My kids are not good at waiting.  They look sweet here but in the real world if they had to sit or stand anywhere waiting for us they'd be moaning.  In the same way if anyone could tune into my frequency they may hear a bit of a moan.  Actually they'd hear a rumbling nausea.  Its not a panic, because I know as I know as I know that God is doing exactly what God does.  And I trust Him.  Its just something like: there is so much that I have no control over and so much that still needs to happen, how Lord?.

And there have been a couple of low days and then amazing teaching.  A low day happened on Friday when the wheel on our beloved twin pram decided it just couldn't anymore.  And it happened in a busy shop and nobody helped me.  And that was after the lady in the Post Office determinedly avoided smiling at me.   But I had been reading something about that in Oswald Chambers.  I can't quite remember exactly what he said-I just know it was a lesson in keeping your peace even when the upset comes after all the good stuff.  And then God chose Soul Surfer for us (we don't really splurge on the pricey DVD's so we play this guessing game...) Anyway from the minute we pressed play we knew that God is so faithful.  I so recommend it to you.  Take the chance and be inspired.  And watch the doccie on the special features.

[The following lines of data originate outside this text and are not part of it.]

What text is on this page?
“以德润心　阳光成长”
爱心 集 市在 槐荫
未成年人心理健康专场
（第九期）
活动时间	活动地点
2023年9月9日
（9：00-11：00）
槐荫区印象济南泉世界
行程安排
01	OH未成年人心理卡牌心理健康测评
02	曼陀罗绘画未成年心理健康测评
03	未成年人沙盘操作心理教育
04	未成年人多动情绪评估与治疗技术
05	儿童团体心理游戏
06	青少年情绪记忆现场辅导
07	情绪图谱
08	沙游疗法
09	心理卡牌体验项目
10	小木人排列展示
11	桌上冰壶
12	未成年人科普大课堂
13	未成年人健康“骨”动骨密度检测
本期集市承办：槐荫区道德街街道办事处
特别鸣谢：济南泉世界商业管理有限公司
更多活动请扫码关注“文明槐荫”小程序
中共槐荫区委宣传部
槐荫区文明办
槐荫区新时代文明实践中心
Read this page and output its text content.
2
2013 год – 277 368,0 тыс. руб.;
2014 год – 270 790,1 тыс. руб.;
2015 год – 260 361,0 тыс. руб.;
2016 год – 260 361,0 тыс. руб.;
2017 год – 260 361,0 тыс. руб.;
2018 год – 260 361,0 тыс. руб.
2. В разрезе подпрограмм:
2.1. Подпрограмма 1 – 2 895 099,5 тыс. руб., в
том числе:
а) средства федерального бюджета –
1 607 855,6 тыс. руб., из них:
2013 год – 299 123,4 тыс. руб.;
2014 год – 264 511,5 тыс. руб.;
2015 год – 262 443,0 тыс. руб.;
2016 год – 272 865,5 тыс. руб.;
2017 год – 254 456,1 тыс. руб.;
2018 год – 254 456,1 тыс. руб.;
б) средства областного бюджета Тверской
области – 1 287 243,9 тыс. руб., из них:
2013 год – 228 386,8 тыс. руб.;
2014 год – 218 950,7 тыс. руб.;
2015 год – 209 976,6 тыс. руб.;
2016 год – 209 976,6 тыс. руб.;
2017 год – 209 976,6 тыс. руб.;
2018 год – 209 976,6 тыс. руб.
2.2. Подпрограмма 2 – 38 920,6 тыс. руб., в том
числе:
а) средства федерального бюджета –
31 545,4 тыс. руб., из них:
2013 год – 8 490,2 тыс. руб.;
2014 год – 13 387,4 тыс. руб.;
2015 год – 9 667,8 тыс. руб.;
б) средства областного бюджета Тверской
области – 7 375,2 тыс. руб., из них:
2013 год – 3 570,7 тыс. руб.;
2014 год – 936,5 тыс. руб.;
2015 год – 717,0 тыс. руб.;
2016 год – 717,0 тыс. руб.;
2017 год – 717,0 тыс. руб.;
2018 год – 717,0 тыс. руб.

And then I have been given so many opportunities to share and teach.  And people keep asking me to tell them how I lost weight.  And I know that I am going to be helping people move in the direction of good health.  And I have been able to teach people about God's provision and our need to do our part.  We need to be good stewards of everything God has given us and then to be generous with it all as well.  We need to be generous with our love.  There are so many broken people, so many rejected people and really it takes something as simple as a smile to make them feel like they are worth something.  And maybe then they'd feel like letting you in their life and you could love them enough that they'd know the worth they really have.

For so long I would tell people that my life will be the book that people can read and then they'll  know how good God is.  And for so long it didn't seem to be happening.  I am so grateful for all the muck, the lessons, the growth.  I am colourful and God is using me.  Thank you Lord.

Please continue to pray for us.  And all the people we are coming into contact with that they would be blessed abundantly the way they need it.  And please know that I am trusting God for truth and hope and love in all your lives.  I love you very much.